情報・システム研究機構 国立情報学研究所(NII)は、同研究所 情報学プリンシプル研究系 稲邑哲也准教授の研究グループが開発したロボット環境シミュレーター「SIGVerse」が、国際的なロボット大会「World Robot Summit(WRS)」 で実施されるロボット競技会において、シミュレーターとして活用されることを発表した。

  • 社会的知能発生学シミュレーター「SIGVerse」

    社会的知能発生学シミュレーター「SIGVerse」

SIGVerseは、実機ではなく仮想現実空間のロボットを使って、人間とロボットの相互作用(インタラクション)によりタスクを達成するための、知能ロボットシステムの実験や評価を行うシミュレーター。

従来のロボットシミュレーターでは難しかった、人間と仮想ロボットのインタラクションを可能にしているのが特徴。VRアプリケーション作成向けプラットフォーム「Unity」と、知能ロボットのソフトウェア開発環境の「ROS」(Robot Operating System)を統合し、リアルタイム通信を実現している。これにより、SIGVerseでは人間がヘッドマウントディスプレーなどを装着して仮想空間上のアバターにログインし、身振り手振りや音声対話をすることで仮想ロボットと身体的、社会的なインタラクションを行える。
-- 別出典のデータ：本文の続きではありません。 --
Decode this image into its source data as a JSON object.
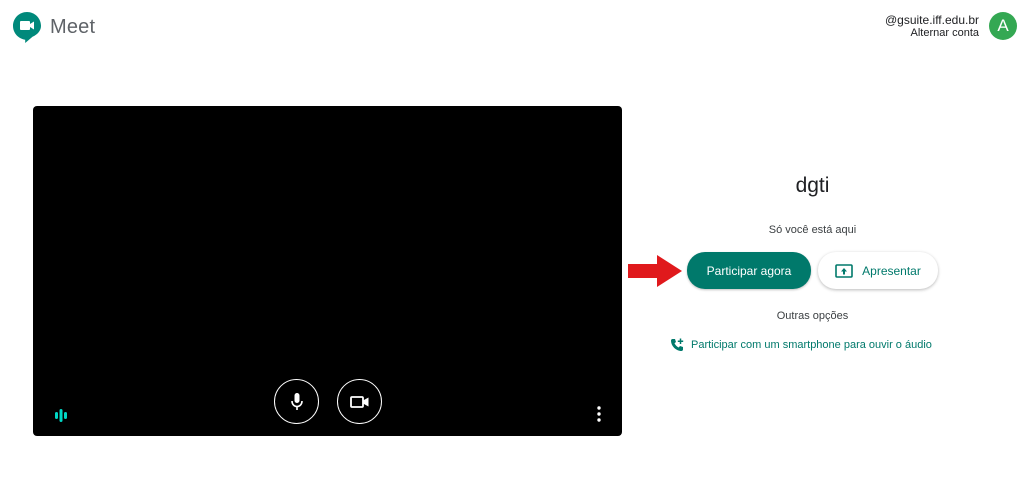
{
  "header": {
    "app_name": "Meet",
    "account_email": "@gsuite.iff.edu.br",
    "switch_account": "Alternar conta",
    "avatar_letter": "A"
  },
  "preview": {
    "icons": {
      "mic": "microphone-icon",
      "camera": "video-camera-icon",
      "audio_level": "audio-level-icon",
      "more": "more-vert-icon"
    }
  },
  "panel": {
    "meeting_name": "dgti",
    "status": "Só você está aqui",
    "join_label": "Participar agora",
    "present_label": "Apresentar",
    "other_options": "Outras opções",
    "phone_audio_label": "Participar com um smartphone para ouvir o áudio"
  },
  "colors": {
    "accent": "#00796b",
    "avatar": "#34a853",
    "arrow": "#e0191c",
    "audio_level": "#00d7c5"
  }
}
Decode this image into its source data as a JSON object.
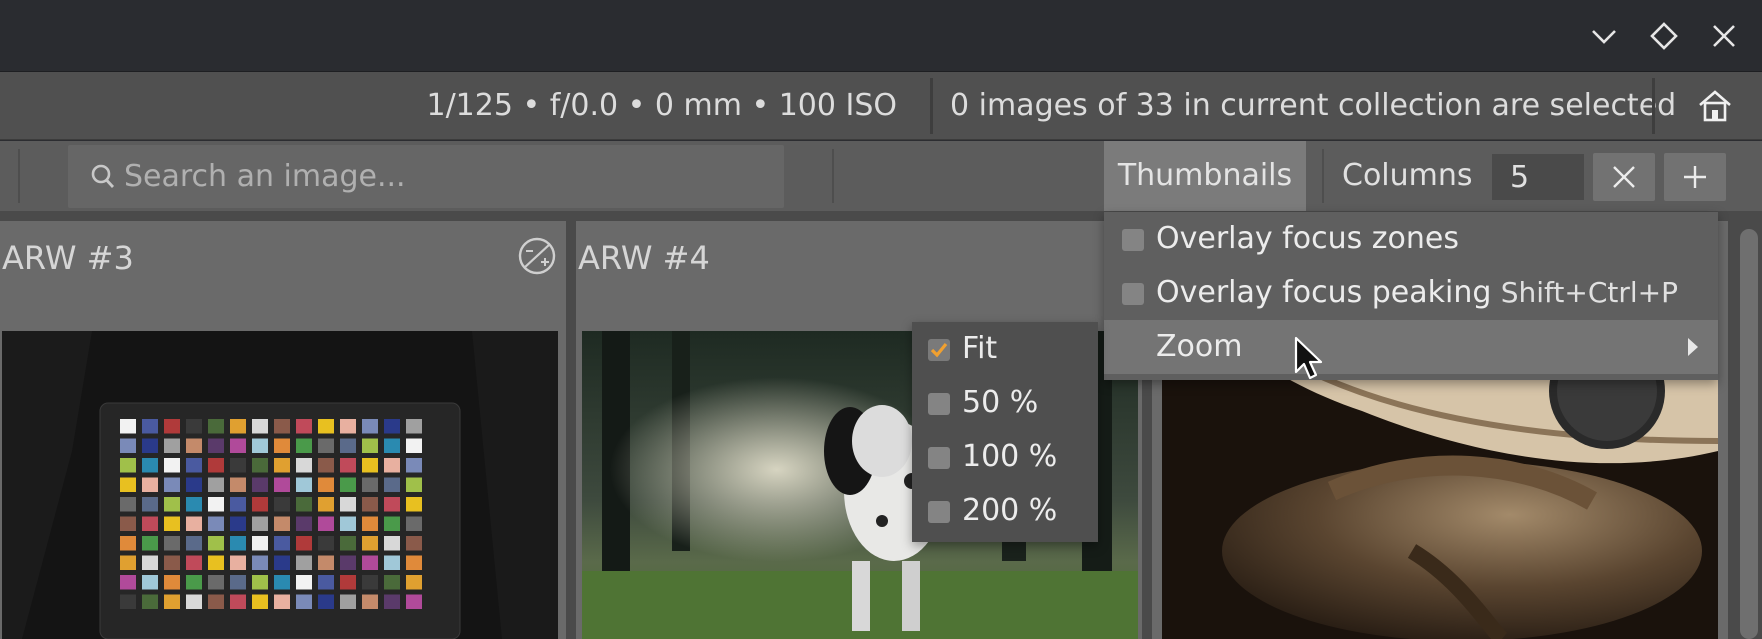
{
  "window": {
    "controls": [
      {
        "name": "minimize-button",
        "icon": "chevron-down-icon"
      },
      {
        "name": "maximize-button",
        "icon": "diamond-icon"
      },
      {
        "name": "close-button",
        "icon": "close-icon"
      }
    ]
  },
  "infobar": {
    "exif": "1/125 • f/0.0 • 0 mm • 100 ISO",
    "selection": "0 images of 33 in current collection are selected",
    "home_icon": "home-icon"
  },
  "toolbar": {
    "search_placeholder": "Search an image...",
    "thumbnails_label": "Thumbnails",
    "columns_label": "Columns",
    "columns_value": "5",
    "remove_icon": "close-icon",
    "add_icon": "plus-icon"
  },
  "gallery": {
    "cards": [
      {
        "title": "ARW #3"
      },
      {
        "title": "ARW #4"
      }
    ]
  },
  "menu": {
    "items": [
      {
        "label": "Overlay focus zones",
        "checked": false
      },
      {
        "label": "Overlay focus peaking",
        "shortcut": "Shift+Ctrl+P",
        "checked": false
      },
      {
        "label": "Zoom",
        "submenu": true
      }
    ]
  },
  "zoom_submenu": {
    "items": [
      {
        "label": "Fit",
        "checked": true
      },
      {
        "label": "50 %",
        "checked": false
      },
      {
        "label": "100 %",
        "checked": false
      },
      {
        "label": "200 %",
        "checked": false
      }
    ]
  },
  "colors": {
    "accent_check": "#f0a030",
    "menu_bg": "#5f5f5f",
    "menu_highlight": "#747474"
  }
}
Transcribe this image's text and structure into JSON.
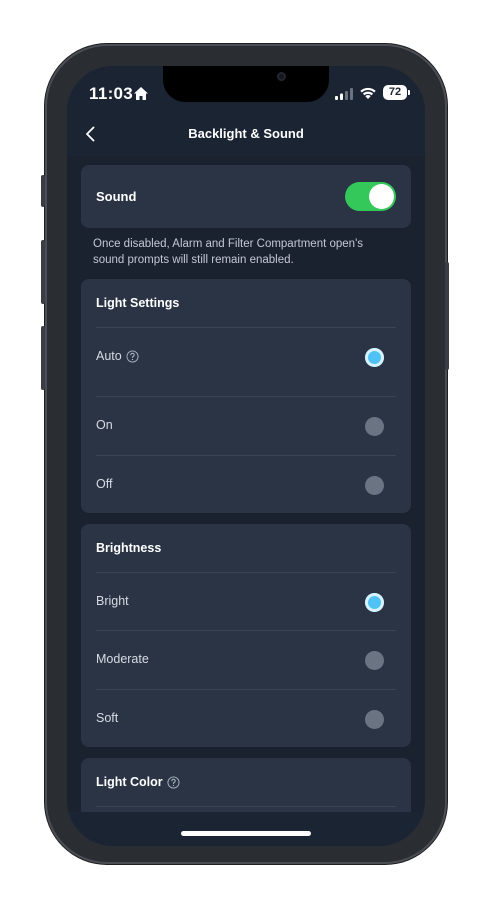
{
  "status_bar": {
    "time": "11:03",
    "battery": "72"
  },
  "nav": {
    "title": "Backlight & Sound",
    "back_icon": "chevron-left-icon"
  },
  "sound": {
    "label": "Sound",
    "enabled": true,
    "note": "Once disabled, Alarm and Filter Compartment open's sound prompts will still remain enabled."
  },
  "light_settings": {
    "title": "Light Settings",
    "options": [
      {
        "label": "Auto",
        "selected": true,
        "help": true
      },
      {
        "label": "On",
        "selected": false
      },
      {
        "label": "Off",
        "selected": false
      }
    ]
  },
  "brightness": {
    "title": "Brightness",
    "options": [
      {
        "label": "Bright",
        "selected": true
      },
      {
        "label": "Moderate",
        "selected": false
      },
      {
        "label": "Soft",
        "selected": false
      }
    ]
  },
  "light_color": {
    "title": "Light Color"
  },
  "colors": {
    "accent": "#4fc3f7",
    "toggle_on": "#34c759",
    "background": "#1b2433",
    "card": "#2a3445"
  }
}
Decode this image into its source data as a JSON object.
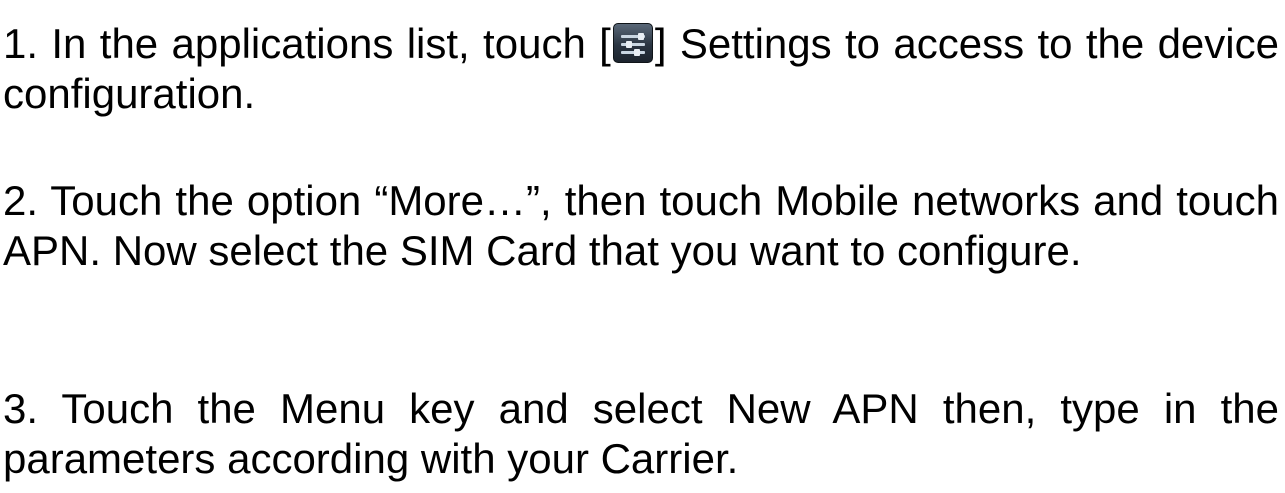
{
  "steps": [
    {
      "before_icon": "1. In the applications list, touch [",
      "icon": "settings-icon",
      "after_icon": "] Settings to access to the device configuration."
    },
    {
      "text": "2. Touch the option “More…”, then touch Mobile networks and touch APN. Now select the SIM Card that you want to configure."
    },
    {
      "text": "3. Touch the Menu key and select New APN then, type in the parameters according with your Carrier."
    }
  ]
}
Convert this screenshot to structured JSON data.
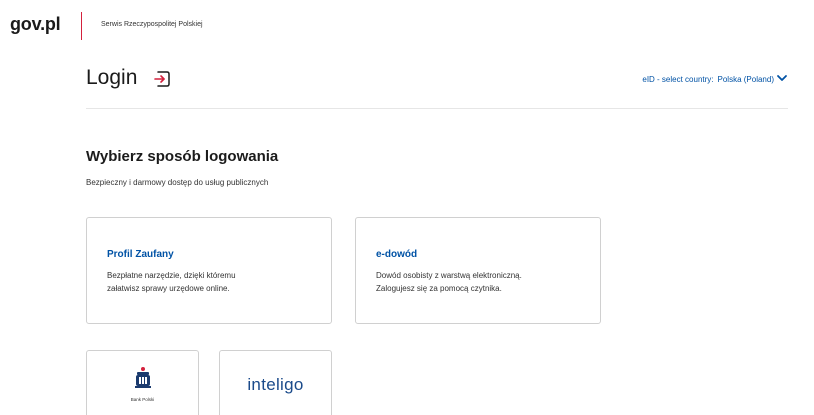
{
  "header": {
    "logo": "gov.pl",
    "subtitle": "Serwis Rzeczypospolitej Polskiej"
  },
  "login": {
    "title": "Login",
    "eid_label": "eID - select country:",
    "eid_country": "Polska (Poland)"
  },
  "main": {
    "heading": "Wybierz sposób logowania",
    "description": "Bezpieczny i darmowy dostęp do usług publicznych"
  },
  "cards": [
    {
      "title": "Profil Zaufany",
      "line1": "Bezpłatne narzędzie, dzięki któremu",
      "line2": "załatwisz sprawy urzędowe online."
    },
    {
      "title": "e-dowód",
      "line1": "Dowód osobisty z warstwą elektroniczną.",
      "line2": "Zalogujesz się za pomocą czytnika."
    }
  ],
  "banks": [
    {
      "name": "Bank Polski"
    },
    {
      "name": "inteligo"
    }
  ],
  "colors": {
    "accent_blue": "#0052a5",
    "gov_red": "#d4213d",
    "text_dark": "#1b1b1b",
    "border": "#d0d0d0"
  }
}
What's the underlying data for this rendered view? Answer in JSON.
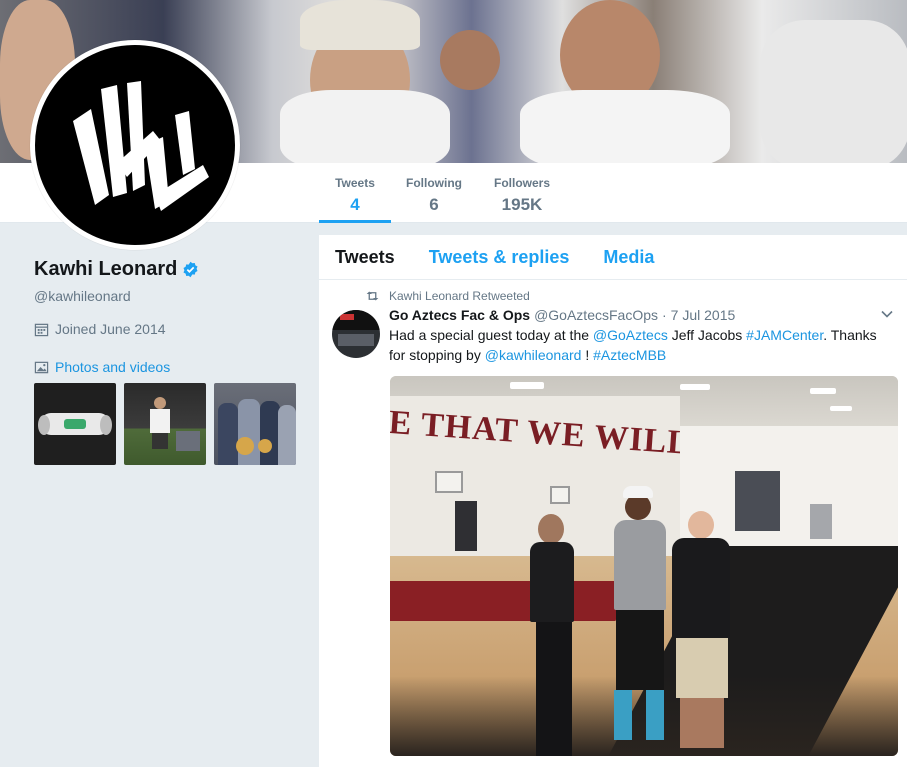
{
  "profile_nav": {
    "tweets": {
      "label": "Tweets",
      "value": "4"
    },
    "following": {
      "label": "Following",
      "value": "6"
    },
    "followers": {
      "label": "Followers",
      "value": "195K"
    }
  },
  "profile": {
    "name": "Kawhi Leonard",
    "handle": "@kawhileonard",
    "joined": "Joined June 2014",
    "photos_link": "Photos and videos"
  },
  "timeline": {
    "tabs": [
      "Tweets",
      "Tweets & replies",
      "Media"
    ],
    "tweet": {
      "retweet_context": "Kawhi Leonard Retweeted",
      "author_name": "Go Aztecs Fac & Ops",
      "author_handle": "@GoAztecsFacOps",
      "dot": "·",
      "date": "7 Jul 2015",
      "text_parts": {
        "p1": "Had a special guest today at the ",
        "mention1": "@GoAztecs",
        "p2": " Jeff Jacobs ",
        "hashtag1": "#JAMCenter",
        "p3": ". Thanks for stopping by ",
        "mention2": "@kawhileonard",
        "p4": " ! ",
        "hashtag2": "#AztecMBB"
      },
      "wall_text": "E THAT WE WILL WIN"
    }
  },
  "colors": {
    "accent": "#1da1f2",
    "link": "#1b95e0",
    "muted": "#657786",
    "background": "#e6ecf0"
  },
  "icons": [
    "verified-badge-icon",
    "calendar-icon",
    "photo-icon",
    "retweet-icon",
    "chevron-down-icon"
  ]
}
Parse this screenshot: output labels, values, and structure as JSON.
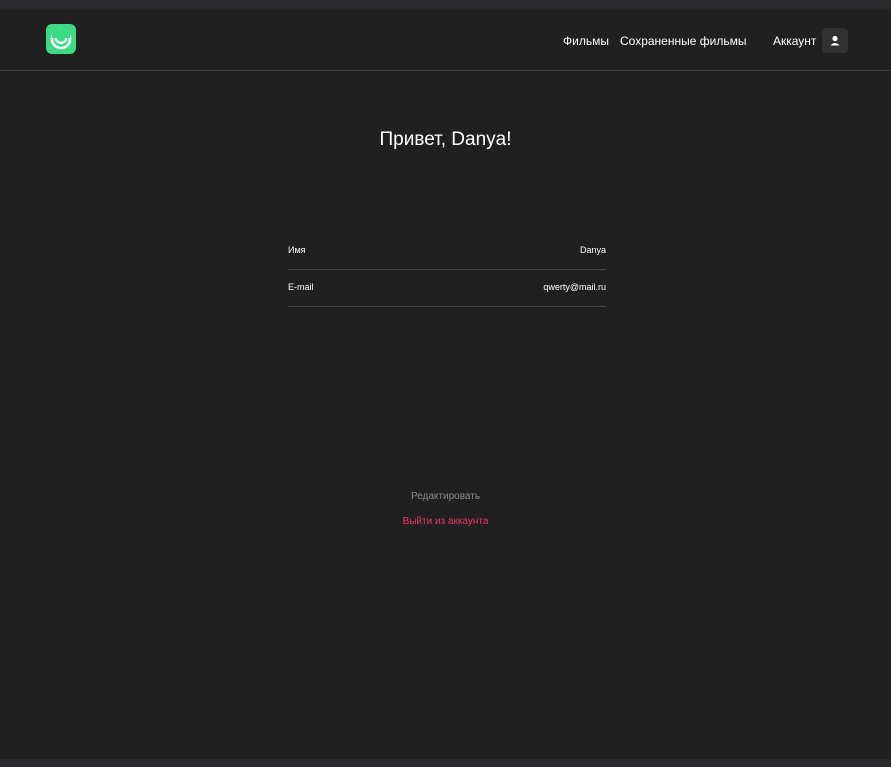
{
  "colors": {
    "page_background": "#202020",
    "accent": "#3ddc84",
    "danger": "#ee3465",
    "muted": "#8b8b8b",
    "divider": "#424242"
  },
  "header": {
    "logo_icon": "smile-icon",
    "nav": {
      "films": "Фильмы",
      "saved_films": "Сохраненные фильмы",
      "account": "Аккаунт"
    },
    "account_icon": "user-icon"
  },
  "profile": {
    "greeting": "Привет, Danya!",
    "fields": [
      {
        "label": "Имя",
        "value": "Danya"
      },
      {
        "label": "E-mail",
        "value": "qwerty@mail.ru"
      }
    ]
  },
  "actions": {
    "edit": "Редактировать",
    "logout": "Выйти из аккаунта"
  }
}
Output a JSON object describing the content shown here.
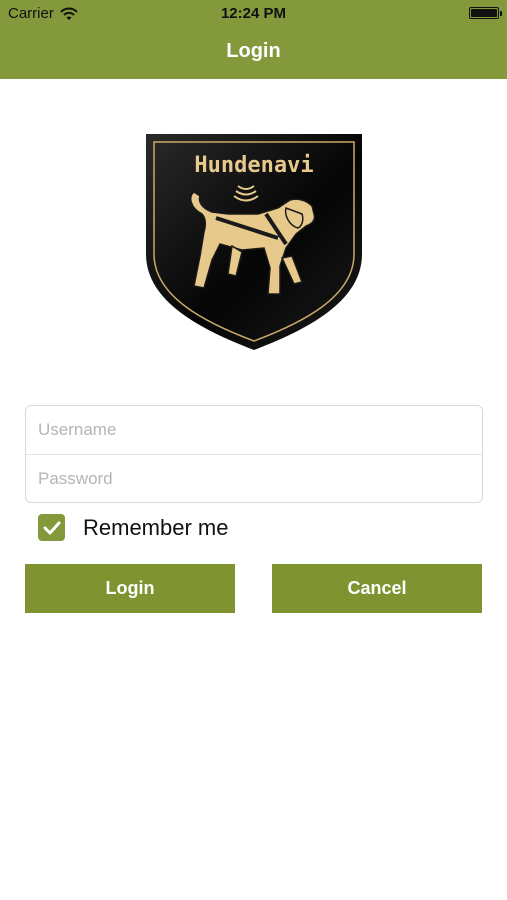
{
  "status_bar": {
    "carrier": "Carrier",
    "time": "12:24 PM",
    "battery_level": 1.0
  },
  "nav": {
    "title": "Login"
  },
  "logo": {
    "text": "Hundenavi",
    "icon": "dog-shield-logo"
  },
  "form": {
    "username_placeholder": "Username",
    "username_value": "",
    "password_placeholder": "Password",
    "password_value": ""
  },
  "remember": {
    "label": "Remember me",
    "checked": true
  },
  "buttons": {
    "login": "Login",
    "cancel": "Cancel"
  },
  "colors": {
    "accent": "#84993b",
    "button": "#7f9430",
    "logo_gold": "#e7c98b"
  }
}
また、WRSは、世界のロボット関係者が日々の生活や社会、産業分野でのロボットの社会実装と研究開発を加速させることを目的に開催されるロボットイベント。プログラムにはSIGVerseがシミュレーターとして活用されるロボット競技会「World Robot Challenge」と最新のロボット技術の展示会「World Robot Expo」があり、プレ大会が2018年10月17日〜21日に東京ビッグサイトで、本大会が2020年10月に愛知県国際展示場(一部競技は2020年8月に福島ロボットテストフィールド)で開催される。

World Robot Challengeでは、「ものづくり」「サービス」「インフラ・災害対応」「ジュニア」の4カテゴリーで競技が行われ、SIGVerseは「サービスカテゴリー」の「パートナーロボットチャレンジ(バーチャルスペース)」の基盤システムとして活用される。

同種目では、人間との対話を通じて仮想ロボットが部屋を片付けたり、ロボットが人間の作業の支援を自然言語を用いて行ったりするタスクなどが実施されることから、Unity経由でアバターにログインした人間とROSで制御されている仮想現実空間のロボットがリアルタイムにインタラクションを行える機能が評価され、SIGVerseが活用されることになったという。

なお、SIGVerseは昨年7月に名古屋市で開催された「ロボカップ2017名古屋世界大会」においても、トヨタ自動車製の生活支援ロボット(HSR)と人間が対話するためのシステムに実装された。研究グループは今後も、社会で役に立つロボットの知能研究に貢献するために、SIGVerseの機能改良を進めていくとしている。